2. **Model Progression:** There is a clear, general trend of increasing accuracy from older/smaller models on the left (e.g., WizardMath-13B) to newer/larger models on the right (e.g., GPT-4).
3. **Significant Outliers:**
* **GPT-3.5** shows a dramatic spike in English accuracy (~86), far above its Chinese (~63) and Overall (~70) scores, creating the largest gap between English and Chinese performance on the chart.
* **Yi-34B** exhibits a notable dip in Chinese accuracy (~51) compared to its neighbors, while its English accuracy remains high (~69).
* **Qwen-14B** is an instance where the Chinese accuracy (~54) nearly matches the English accuracy (~56), showing one of the smallest language performance gaps.
4. **Top Performers:** GPT-4 leads in all three categories (English: ~88, Chinese: ~73, Overall: ~78). Qwen-72B and GPT-3.5 follow in the overall ranking.
### Interpretation
This chart visualizes the progression and comparative capabilities of LLMs, likely on a mathematical or reasoning benchmark given the model names (e.g., "Math"). The data demonstrates two key findings:
1. **The English Advantage:** Most models, especially Western-developed ones like GPT-3.5, show a significant performance advantage in English over Chinese. This suggests potential biases in training data or architectural optimizations favoring English-language tasks.
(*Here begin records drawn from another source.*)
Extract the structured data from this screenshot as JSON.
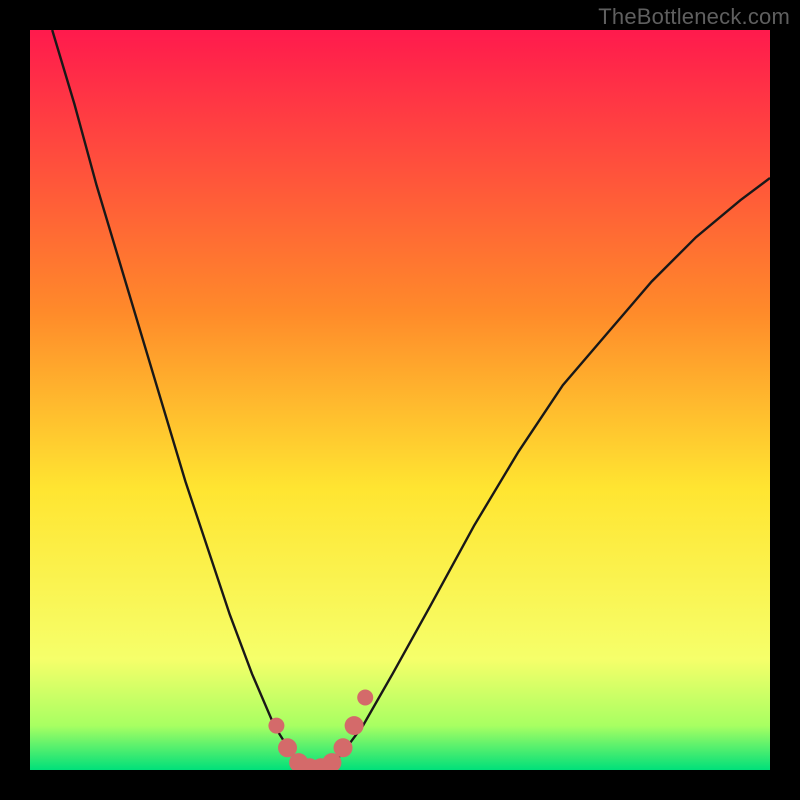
{
  "watermark": "TheBottleneck.com",
  "colors": {
    "frame": "#000000",
    "watermark": "#5f5f5f",
    "gradient_top": "#ff1a4d",
    "gradient_mid_upper": "#ff8a2a",
    "gradient_mid": "#ffe531",
    "gradient_lower": "#f6ff6a",
    "gradient_near_bottom": "#a8ff62",
    "gradient_bottom": "#00e07a",
    "curve": "#191818",
    "marker_fill": "#d46a6a",
    "marker_stroke": "#d46a6a"
  },
  "chart_data": {
    "type": "line",
    "title": "",
    "xlabel": "",
    "ylabel": "",
    "xlim": [
      0,
      1
    ],
    "ylim": [
      0,
      1
    ],
    "series": [
      {
        "name": "bottleneck-curve",
        "x": [
          0.03,
          0.06,
          0.09,
          0.12,
          0.15,
          0.18,
          0.21,
          0.24,
          0.27,
          0.3,
          0.33,
          0.355,
          0.38,
          0.4,
          0.42,
          0.45,
          0.49,
          0.54,
          0.6,
          0.66,
          0.72,
          0.78,
          0.84,
          0.9,
          0.96,
          1.0
        ],
        "y": [
          1.0,
          0.9,
          0.79,
          0.69,
          0.59,
          0.49,
          0.39,
          0.3,
          0.21,
          0.13,
          0.06,
          0.02,
          0.003,
          0.003,
          0.02,
          0.06,
          0.13,
          0.22,
          0.33,
          0.43,
          0.52,
          0.59,
          0.66,
          0.72,
          0.77,
          0.8
        ]
      }
    ],
    "markers": {
      "name": "low-bottleneck-band",
      "x": [
        0.333,
        0.348,
        0.363,
        0.378,
        0.393,
        0.408,
        0.423,
        0.438,
        0.453
      ],
      "y": [
        0.06,
        0.03,
        0.01,
        0.003,
        0.003,
        0.01,
        0.03,
        0.06,
        0.098
      ]
    }
  }
}
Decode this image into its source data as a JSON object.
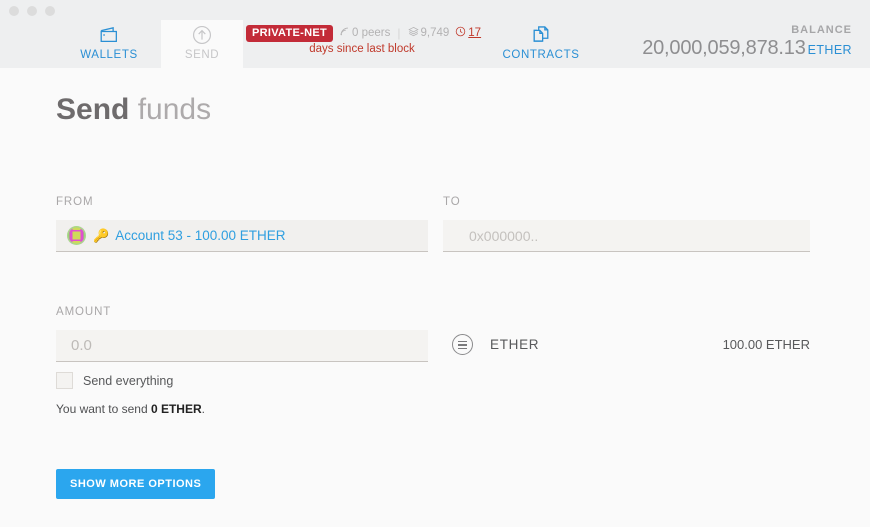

2. **The Closing Gap:** Newer models, particularly those from Chinese labs (e.g., Qwen-72B, InternLM2-Math-20B), show a narrowing gap between English and Chinese performance. This indicates successful efforts in improving multilingual capabilities, especially for Chinese.
3. **Overall Trend:** The consistent rise of the black "Overall" line signifies broad, across-the-board improvements in model capabilities over successive generations. The volatility in the English line suggests that gains in English performance may be less stable or more sensitive to specific model architectures and training techniques compared to the steadier improvements in Chinese performance.
The chart serves as a benchmark snapshot, highlighting both the current state-of-the-art (GPT-4) and the dynamic landscape of LLM development, where language-specific performance remains a critical differentiator.